# 1949-50 Chrome 3 Gill Roadmaster



## hzqw2l (Oct 27, 2009)

Here's my latest find.  CWC frame Roadmaster in original chrome.  Rusted and pitted but all original.  
Tank is perfect.  I have the horn unit in unused condition. Sat in a barn for a while for sure.

Haven't cleaned it so will have something to do this winter...

Some kind of Roadmaster prototype or One-off.  Enjoy.


----------



## Classicriders (Oct 27, 2009)

Based on what I have learned over the years, you have an insanely rare bike there.  A lot of people like to claim their bike is more rare than it really is, but in your case it's truly RARE!!!
I believe what you have there is the Roadmaster Chrome Master.  I saw a poor reprint of an ad for your bike years ago, but never figured I would ever see one.  You should be able to find an original pair of fenders in nicer chrome for pretty reasonable.  
I usually don't gush over a bike on here, but WOW, really a great score, congrats to you!!


----------



## Oldbikes (Oct 27, 2009)

First one I've ever seen!  Congrats!


----------



## eazywind (Oct 27, 2009)

*Oh Phil......*

Oh Phil............Heh, Heh...........


----------



## RMS37 (Oct 27, 2009)

I spoke with John, the new owner, after he found the bike and just before he purchased it. 

From conversations I had with Leon Dixon some time ago I learned that CWC actually produced a "Chrome Master" badge that was used on some version of a Full Chrome Roadmaster. Both this bike and the 1936/37 Ladies bike that John also turned up a while back have standard Roadmaster badges so whether these are "Chrome Masters" or Chrome Roadmasters is a matter of speculation.

The 1937 catalog depicts Chrome versions of the basic models as special models unto themselves and the company priced them above the tank-less boy's Supreme and just below the boy's and Girl's tank models. Needless to say the chrome bill was big then as it is now. 

Other than the 1937 CWC catalog I don't know of any catalog offerings for all chrome bikes but there are rumors of them existing in print outside the catalogs as Classicrider pointed out.

Another possibility is that this bike is a design prototype or special show bike that was never meant for series production.
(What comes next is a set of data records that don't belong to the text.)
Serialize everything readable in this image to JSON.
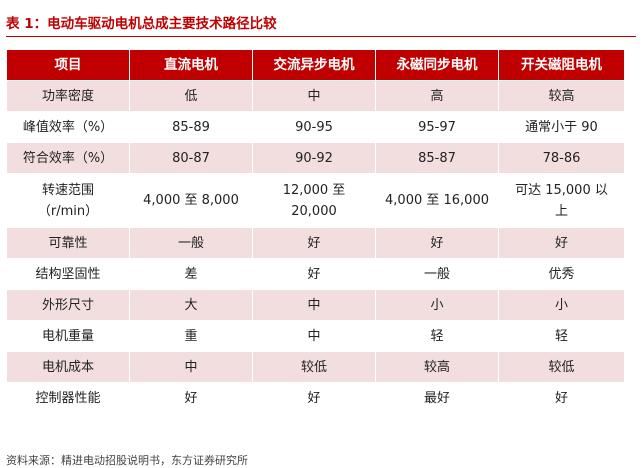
{
  "title": "表 1：电动车驱动电机总成主要技术路径比较",
  "source": "资料来源：精进电动招股说明书，东方证券研究所",
  "table": {
    "headers": [
      "项目",
      "直流电机",
      "交流异步电机",
      "永磁同步电机",
      "开关磁阻电机"
    ],
    "rows": [
      [
        "功率密度",
        "低",
        "中",
        "高",
        "较高"
      ],
      [
        "峰值效率（%）",
        "85-89",
        "90-95",
        "95-97",
        "通常小于 90"
      ],
      [
        "符合效率（%）",
        "80-87",
        "90-92",
        "85-87",
        "78-86"
      ],
      [
        "转速范围\n（r/min）",
        "4,000 至 8,000",
        "12,000 至\n20,000",
        "4,000 至 16,000",
        "可达 15,000 以\n上"
      ],
      [
        "可靠性",
        "一般",
        "好",
        "好",
        "好"
      ],
      [
        "结构坚固性",
        "差",
        "好",
        "一般",
        "优秀"
      ],
      [
        "外形尺寸",
        "大",
        "中",
        "小",
        "小"
      ],
      [
        "电机重量",
        "重",
        "中",
        "轻",
        "轻"
      ],
      [
        "电机成本",
        "中",
        "较低",
        "较高",
        "较低"
      ],
      [
        "控制器性能",
        "好",
        "好",
        "最好",
        "好"
      ]
    ]
  }
}
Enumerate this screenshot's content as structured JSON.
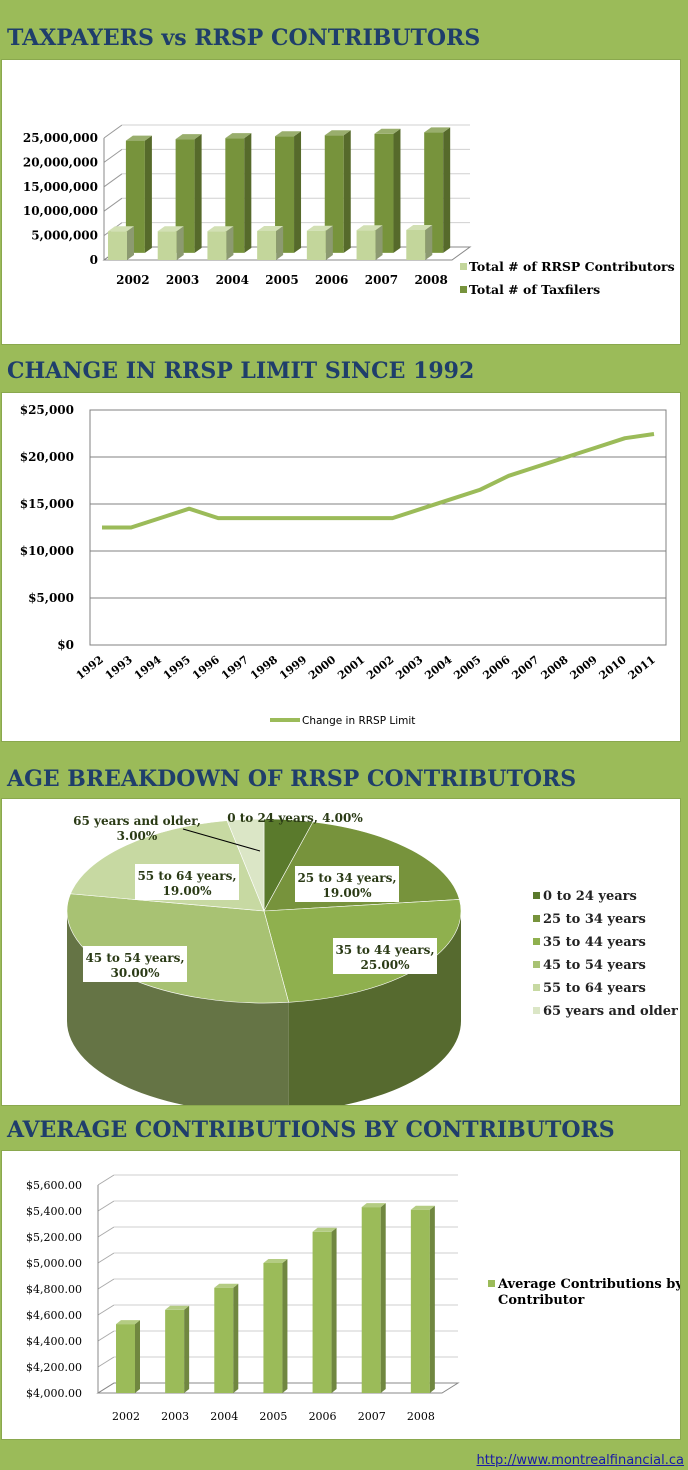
{
  "sections": [
    {
      "title": "TAXPAYERS vs RRSP CONTRIBUTORS"
    },
    {
      "title": "CHANGE IN RRSP LIMIT SINCE 1992"
    },
    {
      "title": "AGE BREAKDOWN OF RRSP CONTRIBUTORS"
    },
    {
      "title": "AVERAGE CONTRIBUTIONS BY CONTRIBUTORS"
    }
  ],
  "footer": {
    "url": "http://www.montrealfinancial.ca"
  },
  "colors": {
    "background": "#9bbb59",
    "title_text": "#1f3e6b",
    "bar_light": "#c3d69b",
    "bar_dark": "#77933c",
    "line": "#9bbb59"
  },
  "chart_data": [
    {
      "type": "bar",
      "categories": [
        "2002",
        "2003",
        "2004",
        "2005",
        "2006",
        "2007",
        "2008"
      ],
      "series": [
        {
          "name": "Total # of RRSP Contributors",
          "values": [
            5900000,
            5900000,
            5900000,
            5950000,
            6000000,
            6100000,
            6150000
          ]
        },
        {
          "name": "Total # of Taxfilers",
          "values": [
            23000000,
            23300000,
            23500000,
            23900000,
            24100000,
            24400000,
            24700000
          ]
        }
      ],
      "ylim": [
        0,
        25000000
      ],
      "yticks": [
        "25,000,000",
        "20,000,000",
        "15,000,000",
        "10,000,000",
        "5,000,000",
        "0"
      ],
      "legend_position": "right"
    },
    {
      "type": "line",
      "categories": [
        "1992",
        "1993",
        "1994",
        "1995",
        "1996",
        "1997",
        "1998",
        "1999",
        "2000",
        "2001",
        "2002",
        "2003",
        "2004",
        "2005",
        "2006",
        "2007",
        "2008",
        "2009",
        "2010",
        "2011"
      ],
      "series": [
        {
          "name": "Change in  RRSP Limit",
          "values": [
            12500,
            12500,
            13500,
            14500,
            13500,
            13500,
            13500,
            13500,
            13500,
            13500,
            13500,
            14500,
            15500,
            16500,
            18000,
            19000,
            20000,
            21000,
            22000,
            22450
          ]
        }
      ],
      "ylim": [
        0,
        25000
      ],
      "yticks": [
        "$25,000",
        "$20,000",
        "$15,000",
        "$10,000",
        "$5,000",
        "$0"
      ],
      "grid": true,
      "legend_position": "bottom"
    },
    {
      "type": "pie",
      "slices": [
        {
          "label": "0 to 24 years",
          "value": 4.0,
          "data_label": "0 to 24 years, 4.00%"
        },
        {
          "label": "25 to 34 years",
          "value": 19.0,
          "data_label": "25 to 34 years, 19.00%"
        },
        {
          "label": "35 to 44 years",
          "value": 25.0,
          "data_label": "35 to 44 years, 25.00%"
        },
        {
          "label": "45 to 54 years",
          "value": 30.0,
          "data_label": "45 to 54 years, 30.00%"
        },
        {
          "label": "55 to 64 years",
          "value": 19.0,
          "data_label": "55 to 64 years, 19.00%"
        },
        {
          "label": "65 years and older",
          "value": 3.0,
          "data_label": "65 years and older, 3.00%"
        }
      ],
      "legend_position": "right"
    },
    {
      "type": "bar",
      "categories": [
        "2002",
        "2003",
        "2004",
        "2005",
        "2006",
        "2007",
        "2008"
      ],
      "series": [
        {
          "name": "Average Contributions  by Contributor",
          "values": [
            4530,
            4640,
            4810,
            5000,
            5240,
            5430,
            5410
          ]
        }
      ],
      "ylim": [
        4000,
        5600
      ],
      "yticks": [
        "$5,600.00",
        "$5,400.00",
        "$5,200.00",
        "$5,000.00",
        "$4,800.00",
        "$4,600.00",
        "$4,400.00",
        "$4,200.00",
        "$4,000.00"
      ],
      "legend_position": "right"
    }
  ]
}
It has an interesting mix of parts and the bumper truss rods in the front appear to be slightly different than the standard production versions (the rears are definitely not like any production item).

As for dating the bike the serial number equates to late 1949/early 1950 by my serial number model and the bike has the 47-49 dropouts combined with the formed plate rear fender bridges which begin to appear on frames just before the move to the 50-53 style dropouts.

John seems to have a divining knack for finding chrome Roadmasters so I'm really looking forward to what he finds next!


----------



## ChadB (Nov 3, 2009)

I have one of those ball lights for my Roadmaster, but it doesn't fit on the fork unless it's tilted down slightly...Is it supposed to be like that? I notice this chrome bike has the same light but it's mounted up and away from the fork tube.


----------



## hzqw2l (Apr 27, 2010)

Here's the bike cleaned for the Ann Arbor show last Sunday.  

I entered it as a 1948 Roadmaster in the Best 1940's Classic Bike catagory sponsored by the Classic Bicycle News.

To my suprise it Won.

Here's a shot with Scott McCaskey with the bike at the show.





And outside on Monday.


----------



## PCHiggin (Apr 28, 2010)

I saw that bike, It's a beauty! Awesome clean up job.I didn't get next to it,but the chrome looks great. Nice find and congrats on the award.

Pat


----------